La Corte Suprema indiana boccia le richieste dei marò

martedì, 16 dicembre 2014

I due marò detenuti in India per l’omicidio di due pescatori scambiati per pirati non torneranno in Italia. La Corte Suprema indiana ha respinto la richiesta di allentamento della libertà vigilata per Massimiliano Latorre e  Salvatore Girone. Particolarmente severa appare la decisione per il primo dei due militari, Latorre, a cui dopo esser stato colpito da un ictus era stato concesso di tornare in Italia per curarsi e trascorrere il lungo periodo di convalescenza necessario in un simile caso. Il periodo garantito dal massimo tribunale indiano, quattro  mesi, non verrà prolungato, così che il marò dovrà lasciare l’Italia tra poco meno di un mese.

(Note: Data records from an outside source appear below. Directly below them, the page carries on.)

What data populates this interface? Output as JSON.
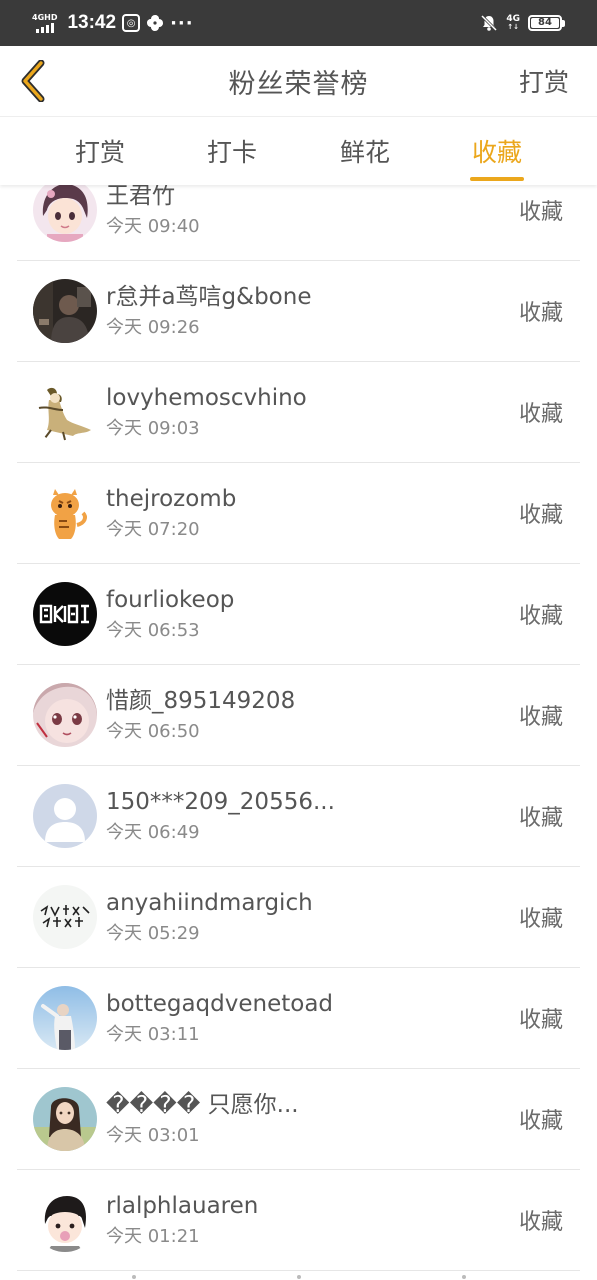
{
  "status_bar": {
    "network_label": "4GHD",
    "time": "13:42",
    "dots": "···",
    "right_network": "4G",
    "right_arrows": "↑↓",
    "battery": "84",
    "icons": [
      "signal-icon",
      "app-notification-icon",
      "pinwheel-icon",
      "mute-bell-icon",
      "battery-icon"
    ]
  },
  "header": {
    "title": "粉丝荣誉榜",
    "action_label": "打赏",
    "back_icon": "chevron-left-icon",
    "accent_color": "#eba71c"
  },
  "tabs": [
    {
      "label": "打赏",
      "active": false
    },
    {
      "label": "打卡",
      "active": false
    },
    {
      "label": "鲜花",
      "active": false
    },
    {
      "label": "收藏",
      "active": true
    }
  ],
  "list": {
    "items": [
      {
        "name": "王君竹",
        "time": "今天 09:40",
        "action": "收藏",
        "avatar": "cartoon-girl-avatar"
      },
      {
        "name": "r怠并a茑唁g&bone",
        "time": "今天 09:26",
        "action": "收藏",
        "avatar": "dark-photo-avatar"
      },
      {
        "name": "lovyhemoscvhino",
        "time": "今天 09:03",
        "action": "收藏",
        "avatar": "cartoon-figure-avatar"
      },
      {
        "name": "thejrozomb",
        "time": "今天 07:20",
        "action": "收藏",
        "avatar": "tiger-cartoon-avatar"
      },
      {
        "name": "fourliokeop",
        "time": "今天 06:53",
        "action": "收藏",
        "avatar": "black-text-logo-avatar"
      },
      {
        "name": "惜颜_895149208",
        "time": "今天 06:50",
        "action": "收藏",
        "avatar": "anime-girl-avatar"
      },
      {
        "name": "150***209_20556...",
        "time": "今天 06:49",
        "action": "收藏",
        "avatar": "default-user-avatar"
      },
      {
        "name": "anyahiindmargich",
        "time": "今天 05:29",
        "action": "收藏",
        "avatar": "handwriting-avatar"
      },
      {
        "name": "bottegaqdvenetoad",
        "time": "今天 03:11",
        "action": "收藏",
        "avatar": "sky-photo-avatar"
      },
      {
        "name": "���� 只愿你...",
        "time": "今天 03:01",
        "action": "收藏",
        "avatar": "girl-photo-avatar"
      },
      {
        "name": "rlalphlauaren",
        "time": "今天 01:21",
        "action": "收藏",
        "avatar": "cartoon-boy-avatar"
      }
    ]
  }
}
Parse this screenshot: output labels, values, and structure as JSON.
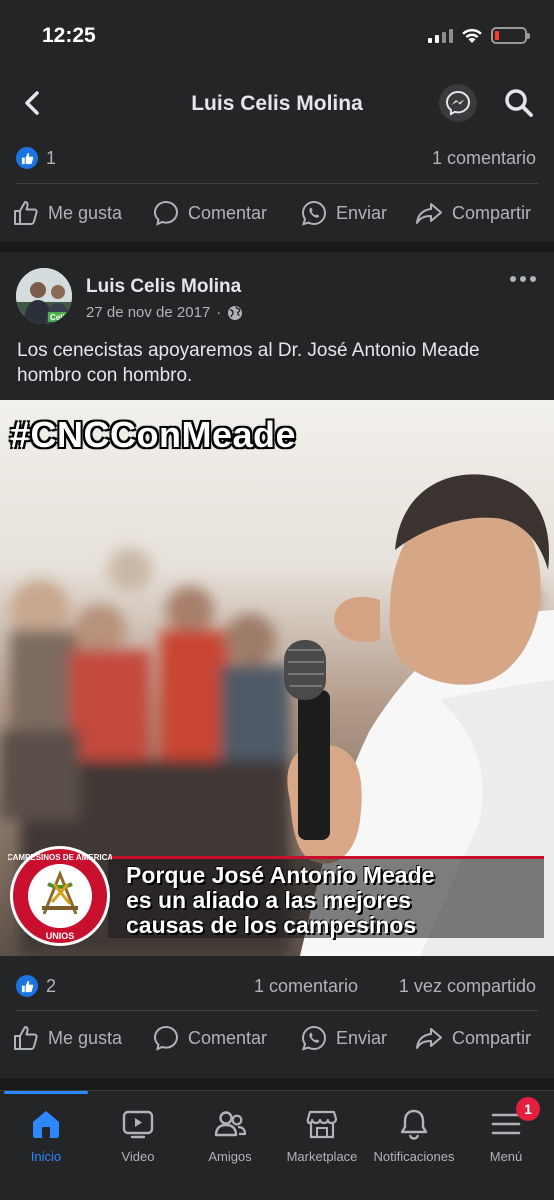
{
  "status": {
    "time": "12:25"
  },
  "nav": {
    "title": "Luis Celis Molina"
  },
  "previous_post": {
    "like_count": "1",
    "comments": "1 comentario",
    "actions": {
      "like": "Me gusta",
      "comment": "Comentar",
      "send": "Enviar",
      "share": "Compartir"
    }
  },
  "post": {
    "author": "Luis Celis Molina",
    "date": "27 de nov de 2017",
    "privacy_icon": "globe-icon",
    "text": "Los cenecistas apoyaremos al Dr. José Antonio Meade hombro con hombro.",
    "image": {
      "hashtag": "#CNCConMeade",
      "caption_line1": "Porque José Antonio Meade",
      "caption_line2": "es un aliado a las mejores",
      "caption_line3": "causas de los campesinos",
      "seal_top": "CAMPESINOS DE AMERICA",
      "seal_bottom": "UNIOS"
    },
    "like_count": "2",
    "comments": "1 comentario",
    "shares": "1 vez compartido",
    "actions": {
      "like": "Me gusta",
      "comment": "Comentar",
      "send": "Enviar",
      "share": "Compartir"
    }
  },
  "avatar_text": "Celis",
  "bottom_nav": {
    "tabs": [
      {
        "label": "Inicio",
        "icon": "home-icon",
        "active": true
      },
      {
        "label": "Video",
        "icon": "video-icon"
      },
      {
        "label": "Amigos",
        "icon": "friends-icon"
      },
      {
        "label": "Marketplace",
        "icon": "marketplace-icon"
      },
      {
        "label": "Notificaciones",
        "icon": "bell-icon"
      },
      {
        "label": "Menú",
        "icon": "menu-icon",
        "badge": "1"
      }
    ]
  },
  "colors": {
    "accent": "#2d88ff",
    "background": "#242526",
    "badge": "#e41e3f"
  }
}
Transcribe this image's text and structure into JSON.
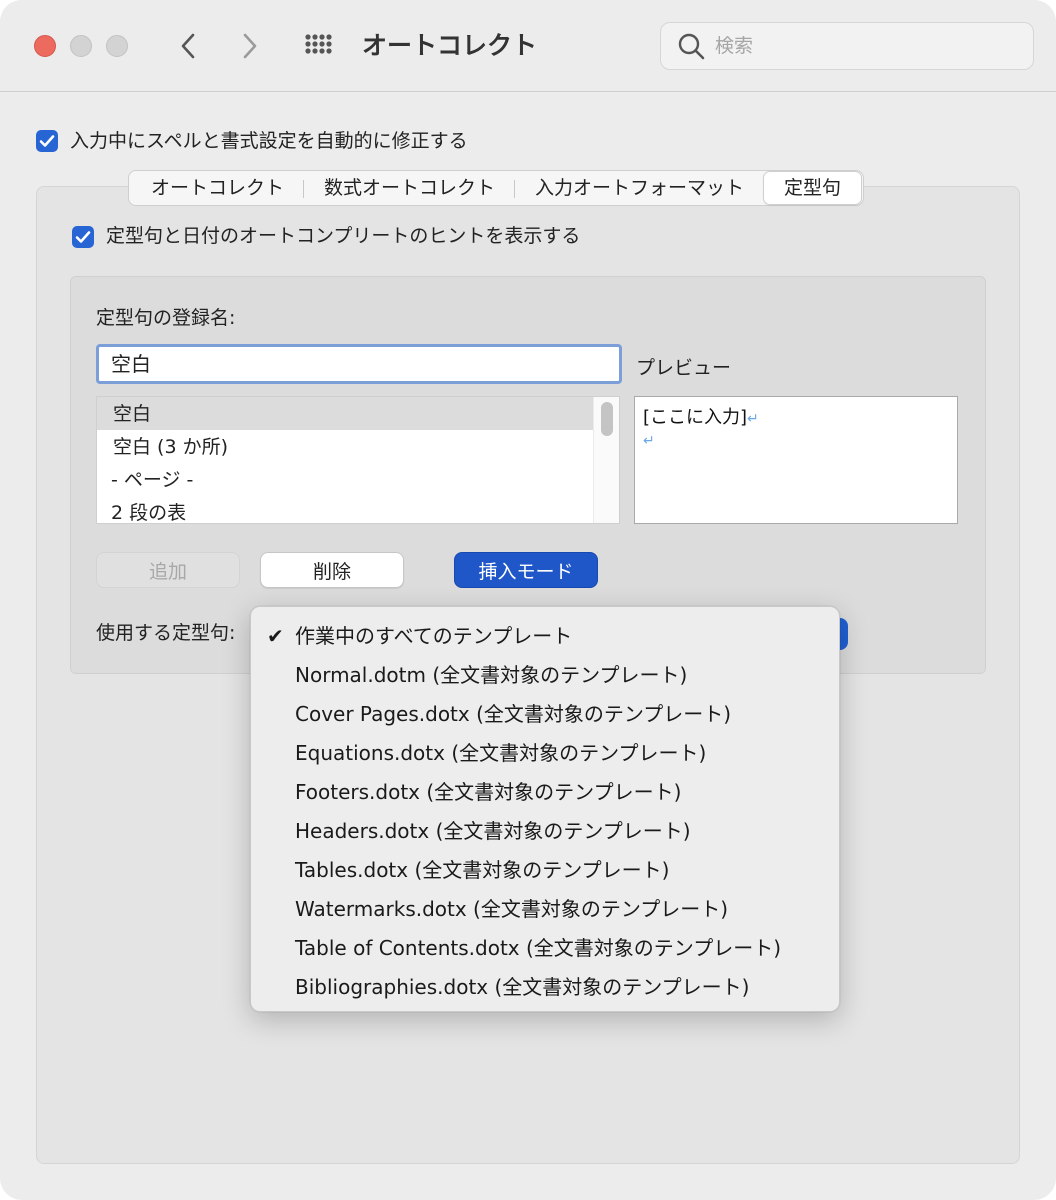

Latorre aveva spiegato come probabilmente dovrà sottoporsi a una nuova operazione, chiedendo di prolungare la degenza in Italia di altri quattro mesi. Salvatore Girone invece non potrà tornare a casa per trascorrere le festività natalizie, come già verificatosi a fine 2012, per soggiornarvi per tre mesi. La Corte Suprema ha motivato la sua decisione con la necessità di svolgere rapidamente il processo ai due marò italiani, a quasi 3 anni dal doppio omicidio di due pescatori indiani. Il procedimento contro i due militari del nostro Paese non è però stato ancora istruito, visto che dalla Corte Suprema non è arrivata ancora il chiarimento necessario su che tipo di normativa applicare. La disputa tra Italia e India sui marò prosegue ormai da molto tempo, e il caso si è prolungato davvero oltre il limite del tollerabile. Un processo ancora lontano dall’istruzione a quasi 3 anni dai fatti, con un’accusa non pienamente formalizzata, rimarca quanto l’intera vicenda sia controversa e lesiva dei diritti dei due militari italiani. L’India afferma il suo diritto ad applicare la legislazione nazionale contestando che l’omicidio dei suoi due concittadini sia avvenuto in acque internazionali. I governi italiani che si sono succeduti in questi anni, Monti, Letta e ora Renzi, hanno cercato di trovare una soluzione diplomatica coinvolgendo le istituzioni internazionali, ma al momento le pressioni verso l’Unione Indiana non hanno prodotto risultati significativi. La sentenza odierna della Corte Suprema conferma la decisione delle istituzione indiane nell’affermare le proprie prerogative, e lo spostamento a destra del Paese, che ora ha un premier conservatore e nazionalista come Modi, non sembra aver favorito una rapida risoluzione di questo caso.